Wrist-deep in Somerset & Ojack minutiae, Sam was conscious of Lew Knight’s stares and Tina’s puzzled glances. If they only knew, he exulted! But Tina would probably just think it “marr-vell-ouss!” and Lew Knight might make some crack like “Hey! Kid Frankenstein himself!” Come to think of it though Lew would probably have worked out some method of duplicating, to a limited extent, the contents of the Bild-A-Man set and marketing it commercially. Whereas he—well, there were other things you could do with the gadget. Plenty of other things.
“Hey, counselor,” Lew Knight was perched on the corner of his desk, “what are these long week ends we’re taking? You might not make as much money in the law, but does it look right for an associate of mine to sell magazine subscriptions on the side?”
Sam stuffed his ears mentally against the emery-wheel voice. “I’ve been writing a book.”
“A law book? Weber ‘On Bankruptcy’?”
“No, a juvenile. ‘Lew Knight, The Neanderthal Nitwit.’”

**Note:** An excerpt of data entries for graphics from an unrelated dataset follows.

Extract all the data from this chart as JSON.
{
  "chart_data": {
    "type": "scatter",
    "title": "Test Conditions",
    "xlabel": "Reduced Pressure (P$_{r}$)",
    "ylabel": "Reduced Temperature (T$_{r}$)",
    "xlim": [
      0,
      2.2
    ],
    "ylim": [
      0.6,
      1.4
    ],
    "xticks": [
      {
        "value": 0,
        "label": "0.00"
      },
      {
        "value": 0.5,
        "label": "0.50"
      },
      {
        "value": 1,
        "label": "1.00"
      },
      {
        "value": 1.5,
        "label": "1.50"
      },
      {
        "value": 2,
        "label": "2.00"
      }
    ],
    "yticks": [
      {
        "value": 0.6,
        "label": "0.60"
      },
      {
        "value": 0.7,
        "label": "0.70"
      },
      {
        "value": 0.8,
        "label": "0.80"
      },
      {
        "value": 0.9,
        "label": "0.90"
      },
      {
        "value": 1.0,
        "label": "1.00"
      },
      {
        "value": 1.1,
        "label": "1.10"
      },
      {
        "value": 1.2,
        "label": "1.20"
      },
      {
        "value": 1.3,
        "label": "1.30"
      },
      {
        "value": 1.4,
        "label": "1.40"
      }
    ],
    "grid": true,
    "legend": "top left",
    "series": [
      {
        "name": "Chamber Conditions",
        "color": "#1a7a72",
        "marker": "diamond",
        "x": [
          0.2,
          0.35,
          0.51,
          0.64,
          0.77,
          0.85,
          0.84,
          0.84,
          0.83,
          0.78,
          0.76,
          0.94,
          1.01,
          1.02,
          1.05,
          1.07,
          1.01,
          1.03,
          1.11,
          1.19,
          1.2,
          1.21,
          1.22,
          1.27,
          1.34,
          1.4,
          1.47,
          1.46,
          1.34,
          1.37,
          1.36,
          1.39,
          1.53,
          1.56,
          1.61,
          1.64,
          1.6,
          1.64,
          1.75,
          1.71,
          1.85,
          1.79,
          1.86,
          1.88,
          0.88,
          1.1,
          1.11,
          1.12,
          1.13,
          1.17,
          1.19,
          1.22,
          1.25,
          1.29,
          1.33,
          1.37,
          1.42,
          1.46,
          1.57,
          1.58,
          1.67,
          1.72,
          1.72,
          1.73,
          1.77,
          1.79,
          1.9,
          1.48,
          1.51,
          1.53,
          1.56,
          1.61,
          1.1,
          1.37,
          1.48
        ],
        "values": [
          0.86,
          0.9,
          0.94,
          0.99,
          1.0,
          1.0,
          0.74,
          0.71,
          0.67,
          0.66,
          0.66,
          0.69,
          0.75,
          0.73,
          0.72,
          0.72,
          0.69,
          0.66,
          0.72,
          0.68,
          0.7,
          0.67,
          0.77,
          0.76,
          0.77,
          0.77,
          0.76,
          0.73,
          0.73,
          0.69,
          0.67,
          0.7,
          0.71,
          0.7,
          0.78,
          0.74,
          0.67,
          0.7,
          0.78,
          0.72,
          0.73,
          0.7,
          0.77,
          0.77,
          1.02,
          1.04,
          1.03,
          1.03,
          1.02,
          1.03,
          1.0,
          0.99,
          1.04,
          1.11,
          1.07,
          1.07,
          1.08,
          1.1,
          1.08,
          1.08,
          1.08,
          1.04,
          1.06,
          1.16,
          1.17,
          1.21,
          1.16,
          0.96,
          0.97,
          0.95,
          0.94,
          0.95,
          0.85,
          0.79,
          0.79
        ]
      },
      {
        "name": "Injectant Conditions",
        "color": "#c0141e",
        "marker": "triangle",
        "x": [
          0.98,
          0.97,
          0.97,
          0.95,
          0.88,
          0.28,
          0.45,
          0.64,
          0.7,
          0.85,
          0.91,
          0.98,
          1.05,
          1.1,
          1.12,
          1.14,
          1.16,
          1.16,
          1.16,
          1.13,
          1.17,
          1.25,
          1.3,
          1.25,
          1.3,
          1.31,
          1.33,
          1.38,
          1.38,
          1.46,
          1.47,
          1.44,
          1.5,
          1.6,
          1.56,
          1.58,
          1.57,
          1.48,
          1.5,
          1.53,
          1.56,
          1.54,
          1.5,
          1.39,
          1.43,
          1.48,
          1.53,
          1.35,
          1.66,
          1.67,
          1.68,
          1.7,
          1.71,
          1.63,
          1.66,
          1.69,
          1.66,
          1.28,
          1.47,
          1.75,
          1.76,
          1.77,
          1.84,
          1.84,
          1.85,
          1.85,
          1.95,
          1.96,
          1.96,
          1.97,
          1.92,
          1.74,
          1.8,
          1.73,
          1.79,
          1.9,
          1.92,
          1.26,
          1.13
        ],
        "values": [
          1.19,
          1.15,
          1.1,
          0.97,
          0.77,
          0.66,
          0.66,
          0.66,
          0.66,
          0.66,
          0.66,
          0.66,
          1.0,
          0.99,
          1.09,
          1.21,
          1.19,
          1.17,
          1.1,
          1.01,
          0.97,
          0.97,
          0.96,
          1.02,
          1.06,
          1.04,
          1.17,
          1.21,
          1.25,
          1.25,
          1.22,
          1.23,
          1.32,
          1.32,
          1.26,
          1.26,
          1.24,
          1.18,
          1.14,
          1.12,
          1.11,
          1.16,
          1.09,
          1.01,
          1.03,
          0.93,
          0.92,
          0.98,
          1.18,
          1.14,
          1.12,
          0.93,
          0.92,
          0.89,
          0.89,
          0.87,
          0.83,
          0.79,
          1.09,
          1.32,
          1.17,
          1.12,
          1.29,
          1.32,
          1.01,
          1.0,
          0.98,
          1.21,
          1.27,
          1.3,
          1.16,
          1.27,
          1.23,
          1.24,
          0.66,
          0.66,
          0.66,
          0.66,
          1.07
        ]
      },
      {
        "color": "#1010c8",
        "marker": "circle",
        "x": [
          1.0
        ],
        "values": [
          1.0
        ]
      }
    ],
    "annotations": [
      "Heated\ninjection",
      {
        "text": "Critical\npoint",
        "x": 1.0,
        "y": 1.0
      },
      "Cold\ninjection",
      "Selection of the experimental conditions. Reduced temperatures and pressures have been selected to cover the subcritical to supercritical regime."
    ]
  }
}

“Won’t sell. The title lacks punch. Something like ‘Knights, Knaves and Knobheads’ is what the public goes for these days. By the way, Tina tells me you two had some sort of understanding about New Year’s Eve and she doesn’t think you’d mind if I took her out instead. I don’t think you’d mind either, but I may be prejudiced. Especially since I have a table reservation at Cigale’s where there’s usually less of a crowd of a New Year’s Eve than at the automat.”
“I don’t mind.”
“Good,” said Knight approvingly as he moved away. “By the way, I won that case. Nice juicy fee, too. Thanks for asking.”